The Private Placement is to be conducted on a commercially reasonable “best efforts” agency basis through a syndicate of agents led by Integral Wealth Securities Limited (collectively, the “Agents”). As part of the Private Placement, the Company has agreed to grant the Agents an option, exercisable at any time up to 24 hours prior to the closing of the Private Placement, to offer for sale up to an additional 1,875,000 Shares, at a price of $0.26 per additional Share, and up to an additional 875,000 Flow-Through Shares, at a price of $0.30 per additional Flow-Through Share, for additional aggregate gross proceeds of $750,000, if fully exercised. The Private Placement is expected to close on or about August 8, 2013.
Proceeds from the Private Placement will be used to fund the Company’s drilling and operational activity in the East Kakwa Montney Project area in the Deep Basin in Alberta and for general corporate purposes. In particular, Contact will incur eligible Canadian Exploration Expenses (within the meaning of the Income Tax Act (Canada)), in an amount equal to the aggregate subscription price for the Flow-Through Shares, by December 31, 2014, and renounce such expenses to purchasers of Flow-Through Shares effective December 31, 2013.
All securities issued pursuant to the Private Placement will be subject to a four-month hold period from the closing date.
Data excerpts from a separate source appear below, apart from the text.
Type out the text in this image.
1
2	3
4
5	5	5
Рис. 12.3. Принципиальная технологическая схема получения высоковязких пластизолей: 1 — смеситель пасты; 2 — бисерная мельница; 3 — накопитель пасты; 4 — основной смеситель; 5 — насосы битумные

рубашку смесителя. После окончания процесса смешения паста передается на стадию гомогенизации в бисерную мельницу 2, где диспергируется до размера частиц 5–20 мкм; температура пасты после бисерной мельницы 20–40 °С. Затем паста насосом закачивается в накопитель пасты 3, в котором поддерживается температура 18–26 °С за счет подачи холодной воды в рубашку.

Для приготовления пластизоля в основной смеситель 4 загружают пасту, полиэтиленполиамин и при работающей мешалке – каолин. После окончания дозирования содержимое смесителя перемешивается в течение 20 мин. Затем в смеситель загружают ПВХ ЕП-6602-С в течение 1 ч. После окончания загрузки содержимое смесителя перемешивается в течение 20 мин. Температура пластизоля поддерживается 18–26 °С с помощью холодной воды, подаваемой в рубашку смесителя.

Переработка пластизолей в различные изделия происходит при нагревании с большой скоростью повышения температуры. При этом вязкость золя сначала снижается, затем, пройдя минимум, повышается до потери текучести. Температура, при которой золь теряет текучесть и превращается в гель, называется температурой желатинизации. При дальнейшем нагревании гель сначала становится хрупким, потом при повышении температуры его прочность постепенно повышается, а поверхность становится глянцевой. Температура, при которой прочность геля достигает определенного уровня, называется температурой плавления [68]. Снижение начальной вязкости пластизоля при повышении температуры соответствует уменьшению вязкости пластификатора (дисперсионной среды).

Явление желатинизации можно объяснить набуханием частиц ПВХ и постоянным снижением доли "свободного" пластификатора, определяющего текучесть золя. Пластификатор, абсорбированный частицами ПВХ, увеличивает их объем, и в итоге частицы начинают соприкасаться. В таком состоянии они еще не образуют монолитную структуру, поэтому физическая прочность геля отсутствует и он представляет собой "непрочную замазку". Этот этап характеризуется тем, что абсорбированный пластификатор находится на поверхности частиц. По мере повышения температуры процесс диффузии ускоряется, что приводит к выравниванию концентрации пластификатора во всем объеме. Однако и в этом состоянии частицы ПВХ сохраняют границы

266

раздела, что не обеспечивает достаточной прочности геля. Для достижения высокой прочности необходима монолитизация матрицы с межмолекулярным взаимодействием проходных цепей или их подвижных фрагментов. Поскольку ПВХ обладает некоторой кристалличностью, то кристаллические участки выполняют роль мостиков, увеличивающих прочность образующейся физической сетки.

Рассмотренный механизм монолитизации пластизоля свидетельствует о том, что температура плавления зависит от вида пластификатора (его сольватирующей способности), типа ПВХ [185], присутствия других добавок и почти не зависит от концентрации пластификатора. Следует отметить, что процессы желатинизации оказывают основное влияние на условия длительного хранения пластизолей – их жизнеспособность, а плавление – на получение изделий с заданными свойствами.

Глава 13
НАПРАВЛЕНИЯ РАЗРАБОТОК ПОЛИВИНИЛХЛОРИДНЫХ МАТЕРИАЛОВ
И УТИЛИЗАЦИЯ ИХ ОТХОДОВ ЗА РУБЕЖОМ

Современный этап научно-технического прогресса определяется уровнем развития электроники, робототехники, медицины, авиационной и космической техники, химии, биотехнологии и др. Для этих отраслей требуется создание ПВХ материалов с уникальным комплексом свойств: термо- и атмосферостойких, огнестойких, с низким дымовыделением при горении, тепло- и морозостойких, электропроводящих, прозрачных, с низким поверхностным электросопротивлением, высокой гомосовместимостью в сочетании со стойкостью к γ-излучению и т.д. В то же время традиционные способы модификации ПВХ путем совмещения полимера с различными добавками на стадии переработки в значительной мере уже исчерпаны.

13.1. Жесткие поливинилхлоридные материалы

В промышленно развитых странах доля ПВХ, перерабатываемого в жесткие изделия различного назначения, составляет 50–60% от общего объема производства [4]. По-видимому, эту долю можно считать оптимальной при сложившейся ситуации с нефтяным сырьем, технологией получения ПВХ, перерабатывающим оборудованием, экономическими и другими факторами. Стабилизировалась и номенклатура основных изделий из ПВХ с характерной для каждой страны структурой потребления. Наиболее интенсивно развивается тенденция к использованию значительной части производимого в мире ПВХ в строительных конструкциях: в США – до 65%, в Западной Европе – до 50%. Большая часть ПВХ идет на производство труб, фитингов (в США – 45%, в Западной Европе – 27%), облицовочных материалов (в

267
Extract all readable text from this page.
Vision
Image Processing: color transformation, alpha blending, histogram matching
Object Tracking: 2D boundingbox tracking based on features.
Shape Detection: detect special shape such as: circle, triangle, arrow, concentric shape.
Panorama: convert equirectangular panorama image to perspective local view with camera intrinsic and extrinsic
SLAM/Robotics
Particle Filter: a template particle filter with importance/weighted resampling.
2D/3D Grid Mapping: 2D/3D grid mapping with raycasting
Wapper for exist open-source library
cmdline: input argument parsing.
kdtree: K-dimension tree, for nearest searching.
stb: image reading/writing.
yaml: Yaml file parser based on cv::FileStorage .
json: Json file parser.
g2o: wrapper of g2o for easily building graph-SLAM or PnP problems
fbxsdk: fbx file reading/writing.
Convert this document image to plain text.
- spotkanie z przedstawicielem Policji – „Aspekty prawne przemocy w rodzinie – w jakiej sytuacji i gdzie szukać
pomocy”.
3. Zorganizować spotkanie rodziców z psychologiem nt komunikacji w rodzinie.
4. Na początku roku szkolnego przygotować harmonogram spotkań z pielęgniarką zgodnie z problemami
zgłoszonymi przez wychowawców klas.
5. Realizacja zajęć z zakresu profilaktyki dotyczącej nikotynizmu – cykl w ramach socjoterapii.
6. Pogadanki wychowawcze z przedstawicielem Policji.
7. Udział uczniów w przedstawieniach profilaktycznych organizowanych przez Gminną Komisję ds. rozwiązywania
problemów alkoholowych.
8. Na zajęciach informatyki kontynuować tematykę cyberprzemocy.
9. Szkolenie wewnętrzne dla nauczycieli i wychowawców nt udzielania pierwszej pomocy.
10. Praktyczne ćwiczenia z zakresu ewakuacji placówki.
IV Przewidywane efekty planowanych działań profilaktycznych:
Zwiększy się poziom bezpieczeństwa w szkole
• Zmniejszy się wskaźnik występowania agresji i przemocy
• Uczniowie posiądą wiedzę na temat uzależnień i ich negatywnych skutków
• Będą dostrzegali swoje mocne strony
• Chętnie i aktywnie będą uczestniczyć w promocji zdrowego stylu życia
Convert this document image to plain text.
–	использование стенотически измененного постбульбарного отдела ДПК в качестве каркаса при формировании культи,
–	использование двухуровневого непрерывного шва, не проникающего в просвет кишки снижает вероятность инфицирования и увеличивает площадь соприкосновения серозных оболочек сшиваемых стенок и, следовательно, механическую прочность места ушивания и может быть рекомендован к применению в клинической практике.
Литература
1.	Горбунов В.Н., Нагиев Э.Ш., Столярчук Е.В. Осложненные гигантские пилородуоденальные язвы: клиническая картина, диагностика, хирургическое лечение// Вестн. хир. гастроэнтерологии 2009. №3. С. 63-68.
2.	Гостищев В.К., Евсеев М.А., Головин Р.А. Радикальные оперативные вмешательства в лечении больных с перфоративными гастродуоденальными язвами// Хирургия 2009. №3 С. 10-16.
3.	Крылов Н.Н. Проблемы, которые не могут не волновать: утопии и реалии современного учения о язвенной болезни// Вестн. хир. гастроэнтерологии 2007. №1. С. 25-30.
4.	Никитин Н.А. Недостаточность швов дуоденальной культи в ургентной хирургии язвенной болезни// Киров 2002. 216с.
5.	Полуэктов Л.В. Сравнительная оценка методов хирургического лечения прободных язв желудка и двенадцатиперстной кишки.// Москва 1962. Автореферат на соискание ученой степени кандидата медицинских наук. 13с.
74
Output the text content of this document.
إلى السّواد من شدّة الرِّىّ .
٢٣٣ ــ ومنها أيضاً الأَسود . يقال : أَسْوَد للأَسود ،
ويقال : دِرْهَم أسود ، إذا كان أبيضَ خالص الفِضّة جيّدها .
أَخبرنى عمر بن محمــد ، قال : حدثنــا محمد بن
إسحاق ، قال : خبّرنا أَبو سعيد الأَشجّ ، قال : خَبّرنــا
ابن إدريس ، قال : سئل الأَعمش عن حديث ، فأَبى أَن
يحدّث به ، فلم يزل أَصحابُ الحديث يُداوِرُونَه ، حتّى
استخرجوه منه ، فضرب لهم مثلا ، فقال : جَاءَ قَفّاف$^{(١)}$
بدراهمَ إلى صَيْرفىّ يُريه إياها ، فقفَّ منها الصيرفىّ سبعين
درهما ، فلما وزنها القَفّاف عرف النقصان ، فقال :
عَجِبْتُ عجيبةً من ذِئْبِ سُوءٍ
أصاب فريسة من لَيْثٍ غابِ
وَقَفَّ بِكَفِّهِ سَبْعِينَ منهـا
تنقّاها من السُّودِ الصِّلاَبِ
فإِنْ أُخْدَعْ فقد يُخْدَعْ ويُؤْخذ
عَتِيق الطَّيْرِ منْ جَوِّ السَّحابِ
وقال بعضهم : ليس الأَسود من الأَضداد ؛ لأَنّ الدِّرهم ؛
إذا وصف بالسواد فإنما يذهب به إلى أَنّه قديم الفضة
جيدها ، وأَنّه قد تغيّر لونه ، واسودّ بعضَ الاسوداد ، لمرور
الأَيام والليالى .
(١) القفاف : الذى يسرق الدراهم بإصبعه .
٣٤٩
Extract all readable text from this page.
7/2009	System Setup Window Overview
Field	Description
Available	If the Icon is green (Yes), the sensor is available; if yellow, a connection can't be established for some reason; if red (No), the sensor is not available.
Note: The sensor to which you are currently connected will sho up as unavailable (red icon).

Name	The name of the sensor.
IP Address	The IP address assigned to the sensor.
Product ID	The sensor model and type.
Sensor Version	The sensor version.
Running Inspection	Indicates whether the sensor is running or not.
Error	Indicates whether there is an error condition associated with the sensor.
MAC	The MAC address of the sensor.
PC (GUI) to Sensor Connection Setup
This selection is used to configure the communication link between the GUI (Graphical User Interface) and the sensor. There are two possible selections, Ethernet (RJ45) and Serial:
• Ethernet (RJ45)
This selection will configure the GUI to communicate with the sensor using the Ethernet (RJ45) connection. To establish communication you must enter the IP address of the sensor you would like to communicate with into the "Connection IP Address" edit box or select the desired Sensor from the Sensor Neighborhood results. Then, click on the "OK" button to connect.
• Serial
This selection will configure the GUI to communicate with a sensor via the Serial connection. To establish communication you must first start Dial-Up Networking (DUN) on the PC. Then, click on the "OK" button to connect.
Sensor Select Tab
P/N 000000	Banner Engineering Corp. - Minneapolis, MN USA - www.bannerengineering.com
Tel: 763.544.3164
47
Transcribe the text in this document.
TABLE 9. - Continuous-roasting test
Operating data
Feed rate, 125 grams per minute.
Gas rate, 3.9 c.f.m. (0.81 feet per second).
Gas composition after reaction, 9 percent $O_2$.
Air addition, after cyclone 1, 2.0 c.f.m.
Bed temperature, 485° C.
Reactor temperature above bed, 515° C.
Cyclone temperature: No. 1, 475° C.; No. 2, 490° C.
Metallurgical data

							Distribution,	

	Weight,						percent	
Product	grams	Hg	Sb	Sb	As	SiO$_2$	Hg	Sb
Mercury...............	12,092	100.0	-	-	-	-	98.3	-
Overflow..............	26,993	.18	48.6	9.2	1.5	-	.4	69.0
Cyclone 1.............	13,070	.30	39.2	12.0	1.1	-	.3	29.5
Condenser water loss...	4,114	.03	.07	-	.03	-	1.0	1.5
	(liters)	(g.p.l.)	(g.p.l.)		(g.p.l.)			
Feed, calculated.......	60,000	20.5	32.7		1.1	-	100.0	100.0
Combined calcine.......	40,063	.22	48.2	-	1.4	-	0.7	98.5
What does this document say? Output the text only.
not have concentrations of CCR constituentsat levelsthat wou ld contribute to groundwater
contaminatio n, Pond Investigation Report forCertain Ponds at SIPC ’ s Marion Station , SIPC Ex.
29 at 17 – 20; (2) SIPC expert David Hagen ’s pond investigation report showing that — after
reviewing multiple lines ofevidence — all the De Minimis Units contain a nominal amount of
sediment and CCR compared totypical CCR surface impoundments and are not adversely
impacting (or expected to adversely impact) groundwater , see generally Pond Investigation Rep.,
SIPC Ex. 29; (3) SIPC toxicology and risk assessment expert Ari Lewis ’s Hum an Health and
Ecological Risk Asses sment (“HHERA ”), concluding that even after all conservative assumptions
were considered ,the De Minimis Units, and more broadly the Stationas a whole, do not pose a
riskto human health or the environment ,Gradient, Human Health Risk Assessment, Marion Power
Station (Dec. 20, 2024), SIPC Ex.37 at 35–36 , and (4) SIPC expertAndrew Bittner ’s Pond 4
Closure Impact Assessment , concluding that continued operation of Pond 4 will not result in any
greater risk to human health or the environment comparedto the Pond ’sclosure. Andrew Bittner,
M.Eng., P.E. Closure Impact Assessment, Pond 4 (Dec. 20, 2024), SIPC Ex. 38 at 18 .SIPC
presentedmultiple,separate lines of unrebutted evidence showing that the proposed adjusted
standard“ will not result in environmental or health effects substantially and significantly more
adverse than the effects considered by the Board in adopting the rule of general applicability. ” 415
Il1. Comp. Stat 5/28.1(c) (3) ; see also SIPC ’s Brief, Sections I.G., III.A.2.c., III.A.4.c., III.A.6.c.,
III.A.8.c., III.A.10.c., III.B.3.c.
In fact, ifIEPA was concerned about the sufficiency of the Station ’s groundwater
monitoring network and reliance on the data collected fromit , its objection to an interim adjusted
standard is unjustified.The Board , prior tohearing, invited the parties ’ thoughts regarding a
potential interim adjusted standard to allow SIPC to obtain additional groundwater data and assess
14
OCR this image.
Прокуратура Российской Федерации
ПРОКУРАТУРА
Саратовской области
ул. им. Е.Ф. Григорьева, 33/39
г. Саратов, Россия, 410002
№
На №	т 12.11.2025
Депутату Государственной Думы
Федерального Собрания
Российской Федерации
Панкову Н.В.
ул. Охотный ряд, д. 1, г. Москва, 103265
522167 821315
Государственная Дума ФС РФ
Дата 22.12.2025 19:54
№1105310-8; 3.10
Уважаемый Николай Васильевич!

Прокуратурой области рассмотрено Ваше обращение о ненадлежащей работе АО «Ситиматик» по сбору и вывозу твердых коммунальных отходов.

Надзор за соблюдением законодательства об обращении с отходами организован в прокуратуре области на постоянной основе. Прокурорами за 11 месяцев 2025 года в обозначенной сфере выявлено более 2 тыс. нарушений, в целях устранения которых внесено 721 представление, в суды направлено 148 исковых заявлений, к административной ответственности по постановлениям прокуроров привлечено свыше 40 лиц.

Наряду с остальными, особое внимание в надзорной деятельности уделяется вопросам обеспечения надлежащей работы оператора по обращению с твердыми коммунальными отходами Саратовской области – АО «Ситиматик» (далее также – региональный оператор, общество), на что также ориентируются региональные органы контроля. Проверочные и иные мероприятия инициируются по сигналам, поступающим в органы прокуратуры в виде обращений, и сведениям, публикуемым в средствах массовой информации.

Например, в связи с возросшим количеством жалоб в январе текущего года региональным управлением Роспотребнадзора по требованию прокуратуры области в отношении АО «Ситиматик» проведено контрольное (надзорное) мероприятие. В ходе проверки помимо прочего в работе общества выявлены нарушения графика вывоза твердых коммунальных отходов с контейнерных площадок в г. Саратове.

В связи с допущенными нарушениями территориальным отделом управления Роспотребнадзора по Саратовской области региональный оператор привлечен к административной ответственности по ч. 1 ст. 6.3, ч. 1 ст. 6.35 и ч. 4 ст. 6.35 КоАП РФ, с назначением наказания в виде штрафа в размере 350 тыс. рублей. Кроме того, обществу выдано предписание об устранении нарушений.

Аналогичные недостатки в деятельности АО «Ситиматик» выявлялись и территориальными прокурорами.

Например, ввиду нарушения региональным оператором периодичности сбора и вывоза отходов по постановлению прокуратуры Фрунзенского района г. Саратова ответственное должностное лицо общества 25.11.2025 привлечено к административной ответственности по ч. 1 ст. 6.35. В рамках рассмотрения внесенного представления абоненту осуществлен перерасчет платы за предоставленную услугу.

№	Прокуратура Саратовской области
The Private Placement is subject to approval of the TSX Venture Exchange.
The securities offered have not been, and will not be, registered under the United States Securities Act of 1933, as amended or any U.S. state securities laws and may not be offered or sold in the United States or to United States persons absent registration or any applicable exemption from the registration requirement of the U.S. Securities Act and applicable U.S. state securities laws. This press release shall not constitute an offer to sell or the solicitation of an offer to buy, nor shall there by any sale of these securities in any jurisdiction in which such offer, solicitation or sale would be unlawful.